Many architectural offices also have the reputation of over-working people, and OMA is probably the most notorious. Rem would call up his staff in the middle of the night asking for design updates, just because he was bored in the hotel room in a different time zone. It’s so hard to get him for meetings that the teams had to rent a conference room at the airport and meet him there. But there was no guarantee that he would show up. For the times he did come, he might cut you off in the middle of the sentence and said, “How can you be so fucking stupid?

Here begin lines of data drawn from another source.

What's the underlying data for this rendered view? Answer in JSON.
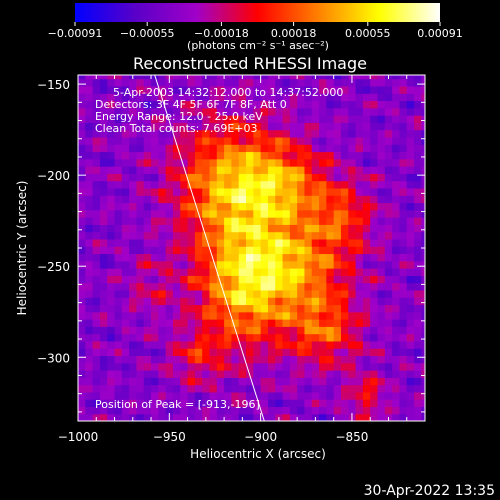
{
  "chart_data": {
    "type": "heatmap",
    "title": "Reconstructed RHESSI Image",
    "xlabel": "Heliocentric X (arcsec)",
    "ylabel": "Heliocentric Y (arcsec)",
    "xlim": [
      -1000,
      -810
    ],
    "ylim": [
      -335,
      -145
    ],
    "x_ticks": [
      -1000,
      -950,
      -900,
      -850
    ],
    "x_tick_labels": [
      "−1000",
      "−950",
      "−900",
      "−850"
    ],
    "y_ticks": [
      -150,
      -200,
      -250,
      -300
    ],
    "y_tick_labels": [
      "−150",
      "−200",
      "−250",
      "−300"
    ],
    "colorbar": {
      "range": [
        -0.00091,
        0.00091
      ],
      "ticks": [
        -0.00091,
        -0.00055,
        -0.00018,
        0.00018,
        0.00055,
        0.00091
      ],
      "tick_labels": [
        "−0.00091",
        "−0.00055",
        "−0.00018",
        "0.00018",
        "0.00055",
        "0.00091"
      ],
      "units": "(photons cm⁻² s⁻¹ asec⁻²)",
      "colors": [
        "#0000ff",
        "#5a00c8",
        "#a000c8",
        "#ff0000",
        "#ff8000",
        "#ffff00",
        "#ffffff"
      ]
    },
    "info_lines": [
      "5-Apr-2003 14:32:12.000 to 14:37:52.000",
      "Detectors: 3F 4F 5F 6F 7F 8F, Att 0",
      "Energy Range: 12.0 - 25.0 keV",
      "Clean     Total counts: 7.69E+03"
    ],
    "peak_text": "Position of Peak = [-913,-196]",
    "peak": [
      -913,
      -196
    ],
    "limb_line": {
      "from": [
        -958,
        -145
      ],
      "to": [
        -898,
        -335
      ]
    },
    "sources": [
      {
        "x": -915,
        "y": -205,
        "amp": 0.00085,
        "sx": 22,
        "sy": 24
      },
      {
        "x": -910,
        "y": -262,
        "amp": 0.0008,
        "sx": 18,
        "sy": 24
      },
      {
        "x": -880,
        "y": -250,
        "amp": 0.00065,
        "sx": 20,
        "sy": 18
      },
      {
        "x": -885,
        "y": -205,
        "amp": 0.0005,
        "sx": 16,
        "sy": 15
      },
      {
        "x": -865,
        "y": -285,
        "amp": 0.00055,
        "sx": 14,
        "sy": 14
      },
      {
        "x": -855,
        "y": -222,
        "amp": 0.00045,
        "sx": 12,
        "sy": 14
      },
      {
        "x": -935,
        "y": -300,
        "amp": 0.00035,
        "sx": 10,
        "sy": 10
      },
      {
        "x": -842,
        "y": -322,
        "amp": 0.00038,
        "sx": 8,
        "sy": 10
      },
      {
        "x": -960,
        "y": -262,
        "amp": 0.00022,
        "sx": 10,
        "sy": 12
      }
    ],
    "background_level": -0.00042,
    "grid": false
  },
  "footer": {
    "timestamp": "30-Apr-2022 13:35"
  }
}
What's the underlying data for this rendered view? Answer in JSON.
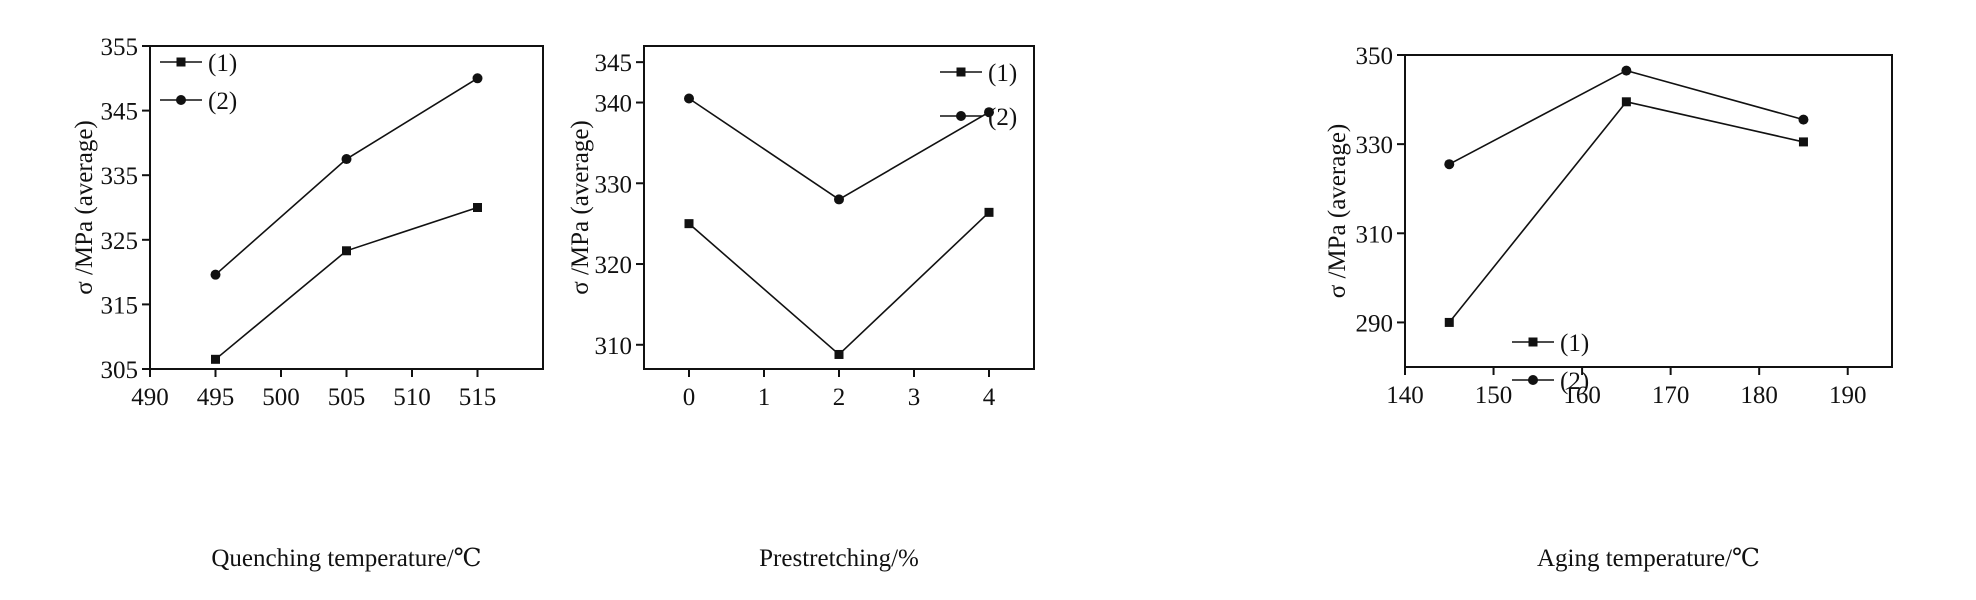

I have a plane to catch.” I remember when I visited the OMA Rotterdam office, people got so nervous when someone said “Jesus is coming!” It reminded me of the scene in The Devil Wears Prada when Meryl Streep walks in the office. Well, Rem wears Prada as well.
I keep asking myself: does one really need to be either a psycho or an asshole to excel in creativity? Are those callous behaviors natural companions to fame and success? A friend said he did not mind arrogance as long as the person had real talent. Another friend said it was just a way for them to get things done. I guess if you look at it positively, you will find words like confident, passionate, decisive, persuasive, and efficient. Just that they have pushed it too hard that it appears as cocky, stubborn, controlling, manipulative, and cold-blooded.
I live in a modernist apartment building, reading the biographies on my iPad, and posting this text with a Mac. At the end, the asshole personalities of these stars are transcended by the brilliance they’ve left us. As said in the “Think Different” ad, “the people who are crazy enough to think they can change the world are the ones who do.”